Below is a simplified example of the issue I'm facing in larger project. Basically, I have a C library function I need to call that takes a pointer as a parameter. It is an optional parameter that uses NULL to indicate nothingness. Since I'm wrapping the interface in Rust, I of course want to expose that parameter as an Option. However, when I try to take a possibly-null-pointer to the payload of the option and pass that into the function, I get garbage results on the C side. It is pointing to something, but that something is not the right thing.
This only happens when I run with -O passed to the compiler. A debug build prints the expected thing.

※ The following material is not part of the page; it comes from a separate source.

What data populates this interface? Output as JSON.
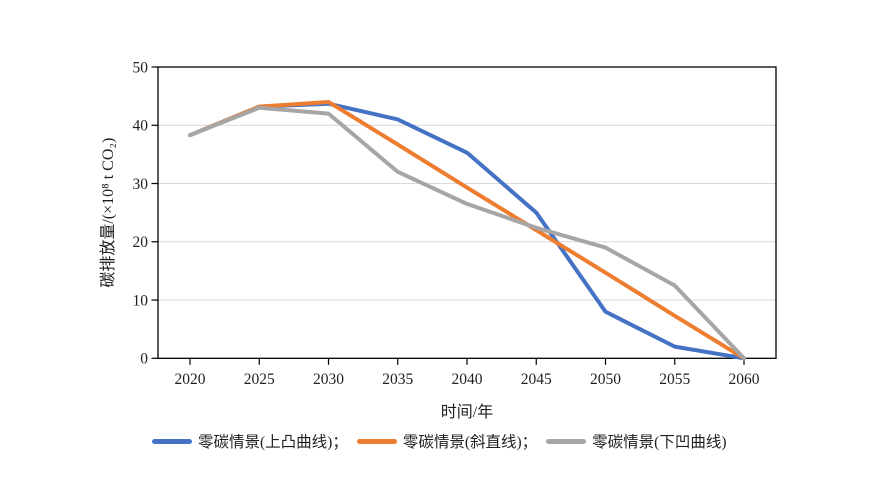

It can be reproduced with the following files:
# main.rs
fn main() {
let a: i32 = 7;
test(Some(a));
}
fn test(a: Option<i32>) {
let mut a_ptr = std::ptr::null();
if let Some(v) = a {
a_ptr = &v as _;
};
unsafe {
cfunc(a_ptr);
};
}
extern "C" {
pub fn cfunc(a: *const i32);
}
# func.c
#include <stdint.h>
#include <stdio.h>
void cfunc(const int32_t *b)
{
if (b)
printf("%d\n", *b);
else
printf("Null\n");
}
#!/usr/bin/env bash
# build.sh
gcc -c func.c -o func.o
ar rcs libfunc.a func.o
rustc main.rs -L . -lfunc $1
Then in a shell:
$ ./build.sh ; ./main
7
$ ./build.sh -O; ./main
22014
Without the -O flag, I get 7 which is expected.
With the -O flag, I get nonsense. It is actually a different number each time I run it.
If I take away the null possibility and just pass &a.unwrap() as *const i32
to cfunc() then it works fine. So it seems like somehow the fact that the pointer is sometimes null is screwing things up. It seems I'm somehow getting a pointer to stale data, though not sure how, and why it only shows up in the optimized build. I get no compiler warnings or anything.
Does anyone know what is going wrong here?